The court reversed the denial of benefits to the Plaintiff. The Court of Appeals held that the ALJ erred in his evaluation of claimant’s testimony and also erred when he characterized the Plaintiff’s seizures as questionable without medical evidence to the same effect.
Concurrence. In a less than measured tone, the concurrence takes issue with the manner in which the ALJ conducted the evaluation, emphasizing the necessity of greater objectivity: “Although Social Security disability benefits must be reserved only for those who qualify to receive them, an ALJ may not arrogate the power to act as both judge and physician. The ALJ in this case clearly exceeded his legal authority by allowing his personal views regarding the non-physical source of Marbury’s seizure disorder to interfere with his responsibilities to administer fairly the Social Security disability programs. On remand, let us hope that the ALJ refrains from playing doctor and instead satisfies himself with merely serving as a judge.”


The issues in Marbury are primarily evidentiary in nature, specifically the types of proof to be evaluated when applying the standard by which a claimant’s case is to be reviewed by the Secretary of Health and Human Services (or usually, more accurately, by his/her proxy).

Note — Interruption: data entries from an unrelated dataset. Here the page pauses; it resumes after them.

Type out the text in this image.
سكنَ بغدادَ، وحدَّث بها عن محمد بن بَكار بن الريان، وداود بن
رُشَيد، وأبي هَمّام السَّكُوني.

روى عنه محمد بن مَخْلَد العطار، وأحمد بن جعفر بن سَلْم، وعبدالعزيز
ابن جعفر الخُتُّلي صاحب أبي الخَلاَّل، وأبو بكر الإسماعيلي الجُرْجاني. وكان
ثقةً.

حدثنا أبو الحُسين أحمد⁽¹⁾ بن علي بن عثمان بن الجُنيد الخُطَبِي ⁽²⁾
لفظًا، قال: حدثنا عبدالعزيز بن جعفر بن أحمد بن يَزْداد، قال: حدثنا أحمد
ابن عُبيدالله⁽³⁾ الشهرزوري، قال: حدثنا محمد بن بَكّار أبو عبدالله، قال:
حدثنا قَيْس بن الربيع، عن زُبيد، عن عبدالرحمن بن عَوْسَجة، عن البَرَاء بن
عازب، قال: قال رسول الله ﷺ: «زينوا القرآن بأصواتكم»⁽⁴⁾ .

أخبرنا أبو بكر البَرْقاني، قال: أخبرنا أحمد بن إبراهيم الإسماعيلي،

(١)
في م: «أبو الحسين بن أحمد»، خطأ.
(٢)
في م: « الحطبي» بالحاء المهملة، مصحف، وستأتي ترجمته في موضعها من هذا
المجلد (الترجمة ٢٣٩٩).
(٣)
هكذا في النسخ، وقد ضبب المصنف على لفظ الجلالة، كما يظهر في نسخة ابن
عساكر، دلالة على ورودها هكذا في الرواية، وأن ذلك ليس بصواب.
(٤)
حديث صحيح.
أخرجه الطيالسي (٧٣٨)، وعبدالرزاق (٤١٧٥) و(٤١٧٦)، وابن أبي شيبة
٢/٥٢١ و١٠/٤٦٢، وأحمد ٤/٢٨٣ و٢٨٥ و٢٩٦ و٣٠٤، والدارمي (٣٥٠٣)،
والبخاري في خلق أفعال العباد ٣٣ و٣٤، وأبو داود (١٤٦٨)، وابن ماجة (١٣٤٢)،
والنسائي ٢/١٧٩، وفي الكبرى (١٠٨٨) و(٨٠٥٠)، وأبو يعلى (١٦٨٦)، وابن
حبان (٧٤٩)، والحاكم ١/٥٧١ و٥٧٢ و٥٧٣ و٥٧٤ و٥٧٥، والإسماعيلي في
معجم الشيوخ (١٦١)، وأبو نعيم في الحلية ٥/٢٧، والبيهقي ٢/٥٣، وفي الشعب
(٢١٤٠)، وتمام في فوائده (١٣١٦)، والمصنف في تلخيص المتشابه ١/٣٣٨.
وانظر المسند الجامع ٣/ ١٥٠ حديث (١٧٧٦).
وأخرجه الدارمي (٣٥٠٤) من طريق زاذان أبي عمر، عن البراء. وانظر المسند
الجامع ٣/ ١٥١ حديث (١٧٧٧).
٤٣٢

The court, employing a highly critical tenor, first points out that “Because the ALJ made no factual findings supporting an inference that the treating physicians were incompetent or otherwise failed to perform their duties in a professional manner, the ALJ’s decision not to credit seriously the medical diagnoses indicating psychogenically caused seizures cannot stand.” The court then takes the opportunity to outline the proper standard, noting, “After considering a claimant’s complaints of pain, the ALJ may reject them as not creditable, and that determination will be reviewed for substantial evidence.” The court found the ALJ’s evaluative process sorely lacking, and stated, “In this case, the ALJ has not articulated any valid reasons for calling into question the diagnoses – much less supported his medical conclusions with substantial or considerable evidence.